15

15.6K 1.9K 212
                                    

Apresiasilah bacaan ini dengan vote dan komen yang banyak ya :))

Happy reading!

-----------------------------------------------------


Aku terus berlari kencang dengan derai air mata yang tak berhenti turun dari pelupuk mataku melewati lorong-lorong rumah sakit. Kenapa sih aku mesti bertemu dengan dua pria di masa laluku? Selama hidupku, aku tak pernah menduga akan berurusan dengan mereka lagi. Pokoknya aku tak mau bertemu dengan mereka berdua lagi! Tekadku dalam hati kuat.

"Qinsy!" Sial! Tanganku tertangkap oleh cengkraman seseorang dan aku sudah menebak siapa orang itu.

Derap lariku otomatis terhenti. Napasku naik turun saking emosinya. Kepalaku menoleh ke orang itu dan menatapnya sadis. "Apa sih, Bang?! Lepasin deh!" bentakku kasar.

"Lo kenapa sih?" tanyanya bingung. 

Oh Tuhan! Kenapa sih Bang Mefra itu dari dulu tidak berubah? Dia itu selalu telat paham. "Lo nggak sadar kesalahan lo?!" marahku lagi.

"Kesalahan gue apa coba? Gue nggak tahu ya kalau lo mau minta maaf ke Benja. Lo mendadak banget, Qinsy. Harusnya kan lo bilang kalau lo mau minta maaf sama dia." Ia tak merasa bersalah sama sekali. Tangan kekarnya masih memegang lenganku kencang. Alisnya saling tertaut menatapku heran.

Kuputar bola mataku ke atas. "Kita itu berhenti di depan bilik tempat Benja dirawat tahu nggak. Gue pikir kan Benja masih ada di dalam. Lagipula gue perlu bilang ya sama lo kalau gue mau minta maaf sama Benja?" Nada bicaraku sudah tak ada lembutnya sama sekali terhadap Bang Mefra.

Tiba-tiba Bang Mefra melepas pegangannya dariku. Wajahnya langsung berubah lesuh. Sepertinya ia mulai kesal padaku. "Harusnya lo bisa mikir lah kalau itu artinya Benja udah nggak di bilik. Lo nggak ingat kalau gue udah bilang Benja udah sadar? Bilik itu hanya untuk pasien darurat. Gue juga kaget lihat lo minta maaf dan bilang gitu soal semuanya termasuk bau ketek lo. Lagipula gue udah nepuk bahu lo juga ya, Qin. Tapi lo malah ngomong terus."

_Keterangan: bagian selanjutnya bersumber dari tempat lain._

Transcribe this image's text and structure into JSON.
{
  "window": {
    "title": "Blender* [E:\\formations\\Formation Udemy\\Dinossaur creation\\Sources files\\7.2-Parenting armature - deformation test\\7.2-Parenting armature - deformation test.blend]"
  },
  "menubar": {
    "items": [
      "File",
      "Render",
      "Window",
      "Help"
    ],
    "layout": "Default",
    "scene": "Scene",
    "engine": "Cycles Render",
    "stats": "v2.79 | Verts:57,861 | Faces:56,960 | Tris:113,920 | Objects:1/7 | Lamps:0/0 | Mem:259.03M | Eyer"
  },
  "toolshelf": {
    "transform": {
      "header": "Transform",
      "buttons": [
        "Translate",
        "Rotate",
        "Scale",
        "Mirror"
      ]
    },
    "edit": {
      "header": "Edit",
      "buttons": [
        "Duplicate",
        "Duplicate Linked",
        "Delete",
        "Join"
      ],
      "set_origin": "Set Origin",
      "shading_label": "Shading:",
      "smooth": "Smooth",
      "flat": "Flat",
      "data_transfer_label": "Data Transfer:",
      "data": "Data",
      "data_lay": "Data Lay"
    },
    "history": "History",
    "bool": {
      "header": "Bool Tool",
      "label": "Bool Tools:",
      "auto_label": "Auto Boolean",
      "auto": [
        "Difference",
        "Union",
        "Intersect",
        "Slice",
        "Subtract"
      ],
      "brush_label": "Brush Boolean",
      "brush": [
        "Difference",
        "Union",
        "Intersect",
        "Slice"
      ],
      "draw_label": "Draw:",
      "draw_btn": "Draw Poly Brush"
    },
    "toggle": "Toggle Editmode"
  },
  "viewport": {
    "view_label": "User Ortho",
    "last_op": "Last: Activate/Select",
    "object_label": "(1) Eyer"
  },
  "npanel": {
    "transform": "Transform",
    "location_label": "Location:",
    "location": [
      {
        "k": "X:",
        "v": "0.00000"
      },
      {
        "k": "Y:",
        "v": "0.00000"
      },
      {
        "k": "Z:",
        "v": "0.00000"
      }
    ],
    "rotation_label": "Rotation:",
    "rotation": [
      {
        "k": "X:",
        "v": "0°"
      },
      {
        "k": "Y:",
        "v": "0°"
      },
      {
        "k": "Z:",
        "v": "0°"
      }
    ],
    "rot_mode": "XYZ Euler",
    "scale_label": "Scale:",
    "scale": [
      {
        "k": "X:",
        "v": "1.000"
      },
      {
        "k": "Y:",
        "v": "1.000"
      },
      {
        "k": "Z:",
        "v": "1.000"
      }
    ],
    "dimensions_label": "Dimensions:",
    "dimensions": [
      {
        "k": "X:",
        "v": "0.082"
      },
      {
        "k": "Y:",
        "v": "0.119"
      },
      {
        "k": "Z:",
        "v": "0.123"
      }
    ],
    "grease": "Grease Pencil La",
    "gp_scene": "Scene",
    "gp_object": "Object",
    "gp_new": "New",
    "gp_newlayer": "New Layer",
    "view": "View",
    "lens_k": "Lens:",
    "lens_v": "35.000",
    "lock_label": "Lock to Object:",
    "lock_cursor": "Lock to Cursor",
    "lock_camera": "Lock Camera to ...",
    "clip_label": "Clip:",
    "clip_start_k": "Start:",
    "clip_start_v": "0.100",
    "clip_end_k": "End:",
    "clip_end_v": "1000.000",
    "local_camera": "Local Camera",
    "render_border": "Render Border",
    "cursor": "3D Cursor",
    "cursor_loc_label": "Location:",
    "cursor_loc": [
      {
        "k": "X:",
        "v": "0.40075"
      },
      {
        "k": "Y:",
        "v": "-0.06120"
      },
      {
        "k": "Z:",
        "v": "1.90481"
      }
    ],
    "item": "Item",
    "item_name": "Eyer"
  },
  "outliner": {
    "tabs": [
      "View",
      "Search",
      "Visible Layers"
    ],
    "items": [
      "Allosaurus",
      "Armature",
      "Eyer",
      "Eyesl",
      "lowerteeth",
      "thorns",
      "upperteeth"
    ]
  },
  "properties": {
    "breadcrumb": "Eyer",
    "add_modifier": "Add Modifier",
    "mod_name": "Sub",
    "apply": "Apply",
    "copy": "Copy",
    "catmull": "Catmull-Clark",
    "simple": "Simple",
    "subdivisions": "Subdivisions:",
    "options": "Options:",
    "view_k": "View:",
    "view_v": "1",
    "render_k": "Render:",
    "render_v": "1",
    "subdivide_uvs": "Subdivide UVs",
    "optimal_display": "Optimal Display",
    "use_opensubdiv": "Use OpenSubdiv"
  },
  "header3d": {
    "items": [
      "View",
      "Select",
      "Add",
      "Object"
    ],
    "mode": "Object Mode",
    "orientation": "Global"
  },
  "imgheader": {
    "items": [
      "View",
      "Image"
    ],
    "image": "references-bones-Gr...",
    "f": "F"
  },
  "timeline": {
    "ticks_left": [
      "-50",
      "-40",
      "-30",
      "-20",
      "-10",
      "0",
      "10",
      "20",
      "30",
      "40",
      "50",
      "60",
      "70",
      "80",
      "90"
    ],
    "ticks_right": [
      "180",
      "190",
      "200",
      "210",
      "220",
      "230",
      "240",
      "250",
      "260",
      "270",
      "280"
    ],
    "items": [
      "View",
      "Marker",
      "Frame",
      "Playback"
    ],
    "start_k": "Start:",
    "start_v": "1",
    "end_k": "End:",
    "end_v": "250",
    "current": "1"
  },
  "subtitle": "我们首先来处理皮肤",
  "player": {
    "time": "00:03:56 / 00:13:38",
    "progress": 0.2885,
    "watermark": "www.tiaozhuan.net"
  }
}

Air mataku kembali turun. Bang Mefra itu menyebalkan sekali. Ya aku tahu, ini memang kecerobohanku. Apalagi begitu aku menyadari bahwa di sekitar kami tadi selain keluarga di dalam bilik masih banyak orang di sekitar situ. Mana suaraku juga kencang. Ya seharusnya aku tidak menyalahkan Bang Mefra. Tapi tetap saja aku kesal dan aku bingung harus melampiaskan kemarahanku ini pada siapa. Mana dia barusan menyebut bau ketekku segitunya. 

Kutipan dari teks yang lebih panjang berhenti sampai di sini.